Some forms of vasculitis can last a short time, whereas others require life-long management. In all people diagnosed with vasculitis, treatment is most effective when it’s started early. Recovery depends on the type of vasculitis you have, if it has caused any other conditions or complications, and on the organs or tissue affected. NYU Langone rheumatologists manage your care throughout the recovery process.
Treatment with medication, plasma exchange (also called plasmapheresis), and immunotherapy aims to induce remission and can require several months to take effect. If your vasculitis is under control with medication and your symptoms subside, your doctor may slowly take you off the medication, with the goal of stopping treatment when vasculitis enters remission. During remission, the signs and symptoms of vasculitis disappear but can still flare up, or return, at any time.

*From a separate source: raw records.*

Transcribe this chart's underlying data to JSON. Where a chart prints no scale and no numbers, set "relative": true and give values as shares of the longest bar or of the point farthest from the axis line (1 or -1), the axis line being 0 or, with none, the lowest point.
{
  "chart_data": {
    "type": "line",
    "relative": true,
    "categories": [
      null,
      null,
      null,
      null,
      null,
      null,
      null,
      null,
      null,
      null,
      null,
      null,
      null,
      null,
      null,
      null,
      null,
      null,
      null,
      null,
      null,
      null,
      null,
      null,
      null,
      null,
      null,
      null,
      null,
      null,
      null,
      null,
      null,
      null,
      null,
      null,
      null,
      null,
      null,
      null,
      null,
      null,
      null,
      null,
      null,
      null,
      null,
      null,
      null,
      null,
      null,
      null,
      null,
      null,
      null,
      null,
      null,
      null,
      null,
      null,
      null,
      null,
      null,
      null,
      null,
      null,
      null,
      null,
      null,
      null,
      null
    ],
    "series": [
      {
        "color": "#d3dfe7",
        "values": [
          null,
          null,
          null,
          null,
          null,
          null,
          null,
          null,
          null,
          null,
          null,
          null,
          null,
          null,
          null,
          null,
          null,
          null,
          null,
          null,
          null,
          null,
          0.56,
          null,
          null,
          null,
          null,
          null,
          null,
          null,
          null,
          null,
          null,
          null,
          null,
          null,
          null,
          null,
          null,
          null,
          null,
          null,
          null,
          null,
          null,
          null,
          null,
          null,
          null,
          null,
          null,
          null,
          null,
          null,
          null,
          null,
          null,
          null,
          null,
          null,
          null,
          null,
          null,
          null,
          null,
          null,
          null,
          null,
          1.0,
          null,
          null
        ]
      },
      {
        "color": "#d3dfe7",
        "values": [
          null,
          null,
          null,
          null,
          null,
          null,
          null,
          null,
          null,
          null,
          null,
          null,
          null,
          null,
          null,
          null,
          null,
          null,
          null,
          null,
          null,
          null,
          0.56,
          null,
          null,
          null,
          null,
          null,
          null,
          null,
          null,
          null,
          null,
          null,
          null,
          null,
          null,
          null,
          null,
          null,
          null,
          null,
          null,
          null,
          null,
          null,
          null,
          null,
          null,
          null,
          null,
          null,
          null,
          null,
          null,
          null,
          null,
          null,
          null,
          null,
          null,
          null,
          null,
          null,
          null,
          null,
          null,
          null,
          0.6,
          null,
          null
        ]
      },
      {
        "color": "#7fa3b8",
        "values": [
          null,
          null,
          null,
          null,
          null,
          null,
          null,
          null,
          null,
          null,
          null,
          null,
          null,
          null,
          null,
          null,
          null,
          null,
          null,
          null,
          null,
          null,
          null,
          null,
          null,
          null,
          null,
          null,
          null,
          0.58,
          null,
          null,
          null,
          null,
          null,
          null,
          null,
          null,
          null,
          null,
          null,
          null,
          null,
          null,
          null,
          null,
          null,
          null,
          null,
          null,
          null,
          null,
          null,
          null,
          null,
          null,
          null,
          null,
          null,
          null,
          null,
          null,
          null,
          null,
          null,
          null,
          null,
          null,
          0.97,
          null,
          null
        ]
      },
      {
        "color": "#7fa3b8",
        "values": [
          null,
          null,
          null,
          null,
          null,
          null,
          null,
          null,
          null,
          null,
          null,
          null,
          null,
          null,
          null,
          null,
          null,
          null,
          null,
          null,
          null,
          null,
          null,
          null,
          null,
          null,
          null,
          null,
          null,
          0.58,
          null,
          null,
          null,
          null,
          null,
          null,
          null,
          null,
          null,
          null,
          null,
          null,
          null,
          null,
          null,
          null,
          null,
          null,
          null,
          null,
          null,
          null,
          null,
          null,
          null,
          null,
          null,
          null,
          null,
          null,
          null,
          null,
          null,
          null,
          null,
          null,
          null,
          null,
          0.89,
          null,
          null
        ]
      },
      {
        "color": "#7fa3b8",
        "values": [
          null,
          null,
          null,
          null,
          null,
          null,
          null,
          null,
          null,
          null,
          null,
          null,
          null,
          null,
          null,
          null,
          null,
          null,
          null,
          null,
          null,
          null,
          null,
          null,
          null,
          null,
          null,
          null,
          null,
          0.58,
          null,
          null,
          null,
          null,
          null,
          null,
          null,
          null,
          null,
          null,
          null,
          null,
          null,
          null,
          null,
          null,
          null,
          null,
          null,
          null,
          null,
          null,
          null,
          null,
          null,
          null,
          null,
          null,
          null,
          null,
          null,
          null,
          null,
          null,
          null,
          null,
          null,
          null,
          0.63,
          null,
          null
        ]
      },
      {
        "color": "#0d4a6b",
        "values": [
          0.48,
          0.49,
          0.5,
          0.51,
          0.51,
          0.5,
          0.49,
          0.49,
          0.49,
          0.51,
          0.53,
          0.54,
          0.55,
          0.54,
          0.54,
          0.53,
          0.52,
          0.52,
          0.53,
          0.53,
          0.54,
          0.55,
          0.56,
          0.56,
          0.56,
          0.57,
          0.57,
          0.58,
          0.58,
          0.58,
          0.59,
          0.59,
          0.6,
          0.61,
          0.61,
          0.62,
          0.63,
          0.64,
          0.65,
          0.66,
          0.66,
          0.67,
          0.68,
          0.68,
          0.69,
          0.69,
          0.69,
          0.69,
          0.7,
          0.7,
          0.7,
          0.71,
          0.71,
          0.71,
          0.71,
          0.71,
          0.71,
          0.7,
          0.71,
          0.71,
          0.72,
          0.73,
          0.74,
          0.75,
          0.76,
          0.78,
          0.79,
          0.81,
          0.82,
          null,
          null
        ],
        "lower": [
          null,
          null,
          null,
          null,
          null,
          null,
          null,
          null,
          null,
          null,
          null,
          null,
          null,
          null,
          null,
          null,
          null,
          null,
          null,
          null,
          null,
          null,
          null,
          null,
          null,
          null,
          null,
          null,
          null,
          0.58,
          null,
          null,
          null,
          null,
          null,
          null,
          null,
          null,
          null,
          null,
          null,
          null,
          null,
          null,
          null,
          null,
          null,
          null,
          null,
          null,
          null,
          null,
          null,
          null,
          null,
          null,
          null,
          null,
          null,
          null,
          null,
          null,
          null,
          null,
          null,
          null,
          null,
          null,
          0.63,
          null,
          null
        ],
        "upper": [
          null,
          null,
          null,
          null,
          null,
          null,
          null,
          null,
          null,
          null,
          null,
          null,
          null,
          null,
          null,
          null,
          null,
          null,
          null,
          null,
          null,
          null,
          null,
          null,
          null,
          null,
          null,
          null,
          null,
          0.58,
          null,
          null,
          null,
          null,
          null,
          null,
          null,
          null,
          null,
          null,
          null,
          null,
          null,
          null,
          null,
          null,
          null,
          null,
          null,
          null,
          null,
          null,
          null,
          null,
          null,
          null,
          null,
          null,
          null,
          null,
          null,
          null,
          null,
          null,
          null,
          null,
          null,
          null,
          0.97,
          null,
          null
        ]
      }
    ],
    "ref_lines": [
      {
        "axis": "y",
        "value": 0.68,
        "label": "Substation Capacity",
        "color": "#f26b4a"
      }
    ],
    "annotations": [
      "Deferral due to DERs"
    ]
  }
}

In some people, however, long-term medication management is needed to control vasculitis symptoms. You can expect to follow up with your rheumatologist on a regular basis to ensure the treatment is working and to manage any side effects of medication, such as fatigue, high blood pressure, and an increased risk of infection.
Because vasculitis can flare up at any time, it is important for people with more severe forms of the condition to continue seeing a rheumatologist after treatment is completed. Your doctor may want to see you annually for several years to monitor your health and to check for any signs of relapse. If vasculitis does flare up, the experts at NYU Langone can immediately treat you and alleviate your symptoms.